Who knows what changes we can make to a world that desperately needs our help when around–ooh let’s just say–50 million adult women in America have an extra hour a day? That’s an extra 365 hours a year per woman, an extra 18 billion hours of womanpower a year total.
We could stop exercising and start playing. Stop counting calories and start enjoying feeling nourished. Start putting the love back into our food and embracing the bodies we have and the bodies of the men, women, and children all around us. I know that some of us would find that hour well spent just napping. Others of us might use that hour to figure out how to dismantle the system that stole it from us in the first place.
I can bring home the bacon, fry it up in a pan. And eat it.
In my own personal celebration of Asskicking Women of Food, I think (I hope) my next post will be: The Grande Dames (Goddesses? Queens?) of Nutrition
*Thanks to Gingerzingi for bringing this to my attention. What a great essay–look for it in a collection entitled Outrageous Acts and Everyday Rebellions.
**I have absolutely nothing against activities that bring inner/outer strength and happiness. But exercise in the 80s and 90s was not about being happy or strong–it was about punishing ourselves (feel the burn? seriously?) in order to win at a game–being in total control of everything in our lives from babies to bodies to boardrooms–whose rules were created within the very social construct we were trying to defeat.
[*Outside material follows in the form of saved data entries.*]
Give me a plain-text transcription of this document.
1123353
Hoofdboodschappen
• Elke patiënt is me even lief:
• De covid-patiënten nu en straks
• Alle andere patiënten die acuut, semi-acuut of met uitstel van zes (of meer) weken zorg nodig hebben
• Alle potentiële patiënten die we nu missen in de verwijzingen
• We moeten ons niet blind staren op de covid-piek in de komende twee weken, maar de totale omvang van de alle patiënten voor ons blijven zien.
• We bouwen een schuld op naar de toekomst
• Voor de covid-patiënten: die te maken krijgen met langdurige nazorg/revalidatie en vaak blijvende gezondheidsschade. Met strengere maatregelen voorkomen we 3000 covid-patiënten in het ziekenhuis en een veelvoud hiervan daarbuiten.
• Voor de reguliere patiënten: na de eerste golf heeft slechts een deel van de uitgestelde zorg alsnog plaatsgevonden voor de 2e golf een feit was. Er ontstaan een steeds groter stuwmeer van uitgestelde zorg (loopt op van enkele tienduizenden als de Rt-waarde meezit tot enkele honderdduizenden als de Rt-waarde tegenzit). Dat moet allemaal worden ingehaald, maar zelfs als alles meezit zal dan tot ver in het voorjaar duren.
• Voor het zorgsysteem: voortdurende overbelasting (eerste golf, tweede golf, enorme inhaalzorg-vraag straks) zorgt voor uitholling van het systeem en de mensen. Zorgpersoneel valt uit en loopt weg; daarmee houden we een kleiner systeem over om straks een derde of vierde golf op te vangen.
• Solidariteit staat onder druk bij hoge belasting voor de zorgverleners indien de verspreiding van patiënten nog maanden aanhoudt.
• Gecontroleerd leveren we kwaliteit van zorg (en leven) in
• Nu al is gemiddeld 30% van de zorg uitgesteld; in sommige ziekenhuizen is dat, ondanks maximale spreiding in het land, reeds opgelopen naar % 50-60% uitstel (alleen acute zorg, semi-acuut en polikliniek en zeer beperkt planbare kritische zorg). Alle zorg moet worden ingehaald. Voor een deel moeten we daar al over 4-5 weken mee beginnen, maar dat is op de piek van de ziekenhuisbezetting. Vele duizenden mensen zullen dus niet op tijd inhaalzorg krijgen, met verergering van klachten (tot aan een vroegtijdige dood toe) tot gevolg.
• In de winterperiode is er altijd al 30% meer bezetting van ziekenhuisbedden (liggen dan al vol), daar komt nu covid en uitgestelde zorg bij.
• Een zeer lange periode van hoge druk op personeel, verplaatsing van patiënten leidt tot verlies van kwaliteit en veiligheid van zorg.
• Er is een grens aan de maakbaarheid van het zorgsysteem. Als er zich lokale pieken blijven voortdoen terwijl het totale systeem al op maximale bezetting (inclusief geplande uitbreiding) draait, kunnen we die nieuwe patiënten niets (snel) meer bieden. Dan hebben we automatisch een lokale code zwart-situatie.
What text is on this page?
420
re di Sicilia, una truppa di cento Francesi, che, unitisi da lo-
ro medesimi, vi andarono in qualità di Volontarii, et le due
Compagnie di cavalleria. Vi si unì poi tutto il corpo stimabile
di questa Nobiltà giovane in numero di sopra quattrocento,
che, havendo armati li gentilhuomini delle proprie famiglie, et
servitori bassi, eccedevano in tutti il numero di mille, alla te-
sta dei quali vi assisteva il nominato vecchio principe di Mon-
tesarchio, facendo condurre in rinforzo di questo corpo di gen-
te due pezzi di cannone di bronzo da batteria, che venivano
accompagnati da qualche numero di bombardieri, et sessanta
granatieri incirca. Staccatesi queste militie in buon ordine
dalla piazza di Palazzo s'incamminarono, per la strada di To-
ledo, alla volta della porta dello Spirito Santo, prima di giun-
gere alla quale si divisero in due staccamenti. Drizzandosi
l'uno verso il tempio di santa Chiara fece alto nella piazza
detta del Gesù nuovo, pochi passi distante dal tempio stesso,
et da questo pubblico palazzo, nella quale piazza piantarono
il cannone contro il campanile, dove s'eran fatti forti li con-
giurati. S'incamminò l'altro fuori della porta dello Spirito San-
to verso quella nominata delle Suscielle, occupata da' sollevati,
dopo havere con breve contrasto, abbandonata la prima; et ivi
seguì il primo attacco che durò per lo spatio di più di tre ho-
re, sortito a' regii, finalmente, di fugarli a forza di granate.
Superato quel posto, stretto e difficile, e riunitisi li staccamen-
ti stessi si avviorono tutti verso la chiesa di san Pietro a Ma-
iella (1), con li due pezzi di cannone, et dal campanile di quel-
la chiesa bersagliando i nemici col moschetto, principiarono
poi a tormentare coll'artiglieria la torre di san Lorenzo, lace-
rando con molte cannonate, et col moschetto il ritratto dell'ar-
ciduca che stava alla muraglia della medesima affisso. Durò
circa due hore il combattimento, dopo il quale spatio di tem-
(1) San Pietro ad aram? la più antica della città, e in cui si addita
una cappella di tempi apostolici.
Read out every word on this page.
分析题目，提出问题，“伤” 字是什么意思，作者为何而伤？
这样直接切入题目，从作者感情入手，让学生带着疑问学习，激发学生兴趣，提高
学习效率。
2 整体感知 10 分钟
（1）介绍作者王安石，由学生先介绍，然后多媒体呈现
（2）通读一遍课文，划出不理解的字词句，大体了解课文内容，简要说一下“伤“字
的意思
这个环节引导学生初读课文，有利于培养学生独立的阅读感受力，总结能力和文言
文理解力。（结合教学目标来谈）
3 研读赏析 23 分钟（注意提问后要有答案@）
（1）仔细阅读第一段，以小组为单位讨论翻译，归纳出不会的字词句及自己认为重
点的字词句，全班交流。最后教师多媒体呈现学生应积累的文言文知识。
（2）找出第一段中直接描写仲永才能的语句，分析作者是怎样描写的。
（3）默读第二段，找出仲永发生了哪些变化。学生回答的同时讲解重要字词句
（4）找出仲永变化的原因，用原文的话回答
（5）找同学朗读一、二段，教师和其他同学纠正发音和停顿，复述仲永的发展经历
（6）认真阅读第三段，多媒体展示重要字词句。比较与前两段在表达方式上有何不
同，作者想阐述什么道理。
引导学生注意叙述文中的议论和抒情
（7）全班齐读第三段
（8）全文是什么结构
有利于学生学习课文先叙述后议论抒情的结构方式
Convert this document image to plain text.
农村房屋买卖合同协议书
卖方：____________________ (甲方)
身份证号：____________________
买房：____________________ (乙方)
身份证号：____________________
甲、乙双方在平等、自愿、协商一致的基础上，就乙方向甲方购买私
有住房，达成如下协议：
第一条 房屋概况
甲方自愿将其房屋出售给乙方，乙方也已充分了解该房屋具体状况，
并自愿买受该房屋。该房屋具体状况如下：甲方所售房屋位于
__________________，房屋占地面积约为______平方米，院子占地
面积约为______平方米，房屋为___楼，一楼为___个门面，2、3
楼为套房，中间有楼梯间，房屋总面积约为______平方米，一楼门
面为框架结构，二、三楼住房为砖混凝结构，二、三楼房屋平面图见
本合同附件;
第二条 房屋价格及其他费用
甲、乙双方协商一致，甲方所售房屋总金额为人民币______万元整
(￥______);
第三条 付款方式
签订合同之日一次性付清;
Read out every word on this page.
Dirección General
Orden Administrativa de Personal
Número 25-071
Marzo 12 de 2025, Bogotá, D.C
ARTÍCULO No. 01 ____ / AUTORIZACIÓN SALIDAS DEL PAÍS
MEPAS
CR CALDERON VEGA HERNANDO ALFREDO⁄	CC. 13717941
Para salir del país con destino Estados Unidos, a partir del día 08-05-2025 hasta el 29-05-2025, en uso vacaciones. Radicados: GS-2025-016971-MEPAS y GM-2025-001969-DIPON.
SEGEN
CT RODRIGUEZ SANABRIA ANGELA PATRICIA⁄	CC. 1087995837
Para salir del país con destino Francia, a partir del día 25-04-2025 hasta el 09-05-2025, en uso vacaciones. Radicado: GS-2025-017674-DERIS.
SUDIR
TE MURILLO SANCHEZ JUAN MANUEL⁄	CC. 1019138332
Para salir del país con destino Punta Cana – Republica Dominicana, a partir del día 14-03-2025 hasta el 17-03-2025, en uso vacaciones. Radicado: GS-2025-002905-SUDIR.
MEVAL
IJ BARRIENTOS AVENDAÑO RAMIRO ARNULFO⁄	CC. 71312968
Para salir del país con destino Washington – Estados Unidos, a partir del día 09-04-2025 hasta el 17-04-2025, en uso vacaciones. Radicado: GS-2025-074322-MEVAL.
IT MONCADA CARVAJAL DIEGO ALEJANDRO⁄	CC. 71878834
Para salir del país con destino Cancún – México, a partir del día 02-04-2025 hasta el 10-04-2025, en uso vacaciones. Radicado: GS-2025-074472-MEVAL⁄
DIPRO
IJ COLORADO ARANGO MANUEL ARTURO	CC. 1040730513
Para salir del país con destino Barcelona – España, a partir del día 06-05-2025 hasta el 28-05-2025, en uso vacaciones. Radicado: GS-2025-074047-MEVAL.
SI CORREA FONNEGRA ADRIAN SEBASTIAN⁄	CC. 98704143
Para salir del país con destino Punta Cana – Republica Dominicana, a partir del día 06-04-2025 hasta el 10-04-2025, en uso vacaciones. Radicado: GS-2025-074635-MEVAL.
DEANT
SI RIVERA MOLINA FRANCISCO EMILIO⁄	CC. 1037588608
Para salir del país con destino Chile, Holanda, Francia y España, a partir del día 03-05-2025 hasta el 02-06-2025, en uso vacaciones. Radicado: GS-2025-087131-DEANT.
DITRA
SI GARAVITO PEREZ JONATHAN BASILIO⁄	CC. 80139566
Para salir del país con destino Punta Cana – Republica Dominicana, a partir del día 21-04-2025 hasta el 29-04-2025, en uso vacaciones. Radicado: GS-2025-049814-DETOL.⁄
1. Bentley, Amy (1996) Islands of Serenity: Gender, Race, and Ordered Meals during World War II. Food and Foodways 6(2):131-156.
2. Prentice RL, Caan B, Chlebowski RT, et al. Low-fat dietary pattern and risk of invasive breast cancer: the Women’s Health Initiative Randomized Controlled Dietary Modification Trial. JAMA. 2006; 295:629-42.
3. Beresford SA, Johnson KC, Ritenbaugh C, et al. Low-fat dietary pattern and risk of colorectal cancer: the Women’s Health Initiative Randomized Controlled Dietary Modification Trial. JAMA. 2006; 295:643-54.
4. Howard BV, Van Horn L, Hsia J, et al. Low-fat dietary pattern and risk of cardiovascular disease: the Women’s Health Initiative Randomized Controlled Dietary Modification Trial. JAMA. 2006; 295:655-66.
5. Howard BV, Manson JE, Stefanick ML, et al. Low-fat dietary pattern and weight change over 7 years: the Women’s Health Initiative Dietary Modification Trial. JAMA. 2006; 295:39-49.
6. Sijtsma FP, Meyer KA, Steffen LM et al. Longitudinal trends in diet and effects of sex, race, and education on dietary quality score change: the Coronary Artery Risk Development in Young Adults study. Am J Clin Nutr. 2012 Mar;95(3):580-6. Epub 2012 Feb 1.